The troops returned home without fanfare or glory following the Kissinger-arranged peace treaty. But then Congress backed down in its support of South Vietnam.

The communists took advantage of political disunity in the United States to break the agreement and impose their will on the south.

The loss of South Vietnam, Laos and Cambodia was not the fault of American soldiers but a failure of America’s political class — a war-weary Congress and a weakened Watergate presidency.

Now that 40 years have passed, a clearer picture is emerging about what was accomplished in Vietnam. We were there to prevent what eventually did happen when we left — the tragedy of the Vietnamese boat people, the Cambodian “killing fields” and the poverty and desperation of life under communism.

Our moral and military support to southeast Asia was honorable, even though divided government and war protesters gave the enemy the advantage.

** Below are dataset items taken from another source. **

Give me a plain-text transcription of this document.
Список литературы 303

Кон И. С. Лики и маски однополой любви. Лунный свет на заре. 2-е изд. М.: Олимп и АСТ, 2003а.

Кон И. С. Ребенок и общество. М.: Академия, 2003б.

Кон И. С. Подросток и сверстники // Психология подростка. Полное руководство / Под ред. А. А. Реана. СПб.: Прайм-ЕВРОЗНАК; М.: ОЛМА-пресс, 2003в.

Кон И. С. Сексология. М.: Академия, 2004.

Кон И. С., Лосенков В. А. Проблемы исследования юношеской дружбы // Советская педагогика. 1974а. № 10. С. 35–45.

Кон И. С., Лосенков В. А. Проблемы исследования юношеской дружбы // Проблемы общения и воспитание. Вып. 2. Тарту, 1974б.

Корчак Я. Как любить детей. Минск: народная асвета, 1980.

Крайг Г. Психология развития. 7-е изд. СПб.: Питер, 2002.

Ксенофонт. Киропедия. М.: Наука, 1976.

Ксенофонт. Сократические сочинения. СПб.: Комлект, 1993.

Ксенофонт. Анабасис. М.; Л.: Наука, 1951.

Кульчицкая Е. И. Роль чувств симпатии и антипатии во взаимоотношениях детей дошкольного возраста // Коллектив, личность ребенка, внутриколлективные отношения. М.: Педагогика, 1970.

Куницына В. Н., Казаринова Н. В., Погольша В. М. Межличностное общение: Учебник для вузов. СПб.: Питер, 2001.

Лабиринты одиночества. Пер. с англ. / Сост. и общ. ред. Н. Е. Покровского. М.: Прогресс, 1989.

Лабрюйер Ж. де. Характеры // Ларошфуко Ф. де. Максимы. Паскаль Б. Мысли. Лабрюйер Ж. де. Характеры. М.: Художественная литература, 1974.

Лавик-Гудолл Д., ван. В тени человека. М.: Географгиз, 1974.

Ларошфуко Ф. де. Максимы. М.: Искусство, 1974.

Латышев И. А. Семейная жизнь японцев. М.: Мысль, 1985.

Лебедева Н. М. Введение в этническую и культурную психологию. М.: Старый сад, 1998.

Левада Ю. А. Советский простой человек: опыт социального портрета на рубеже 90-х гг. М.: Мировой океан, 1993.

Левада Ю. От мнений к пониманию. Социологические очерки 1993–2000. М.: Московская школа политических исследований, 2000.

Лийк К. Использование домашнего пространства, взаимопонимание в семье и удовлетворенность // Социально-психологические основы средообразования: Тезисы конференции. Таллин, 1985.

History now shows our soldiers’ 10-year battle to stop communism in southeast Asia gave the rest of that area time to become more prosperous and democratic. Our Army of Vietnam reversed the correlation of forces, allowing the world time to measure the failures of communism against the successes of democratic capitalism.

Indonesia, Malaysia, Singapore, Thailand, Taiwan, South Korea and Japan became strong and free under the protection of American forces. The Russians and Chinese saw Asia thrive under a free market system and lost enthusiasm for socialism, helping to bring the Cold War to an end.

The Vietnam War was a gut-wrenching experience for America, but it turned the tide of history against communist expansionism. It stands next to World War II as mankind’s most valiant fight against tyranny and may have prevented World War III.

Will Ken Burns’ documentary give our soldiers the credit due their historic fight for freedom?

Martin Herichs is a Valparaiso resident and former social studies teacher at Gary's Roosevelt High School. The opinions are the writer's.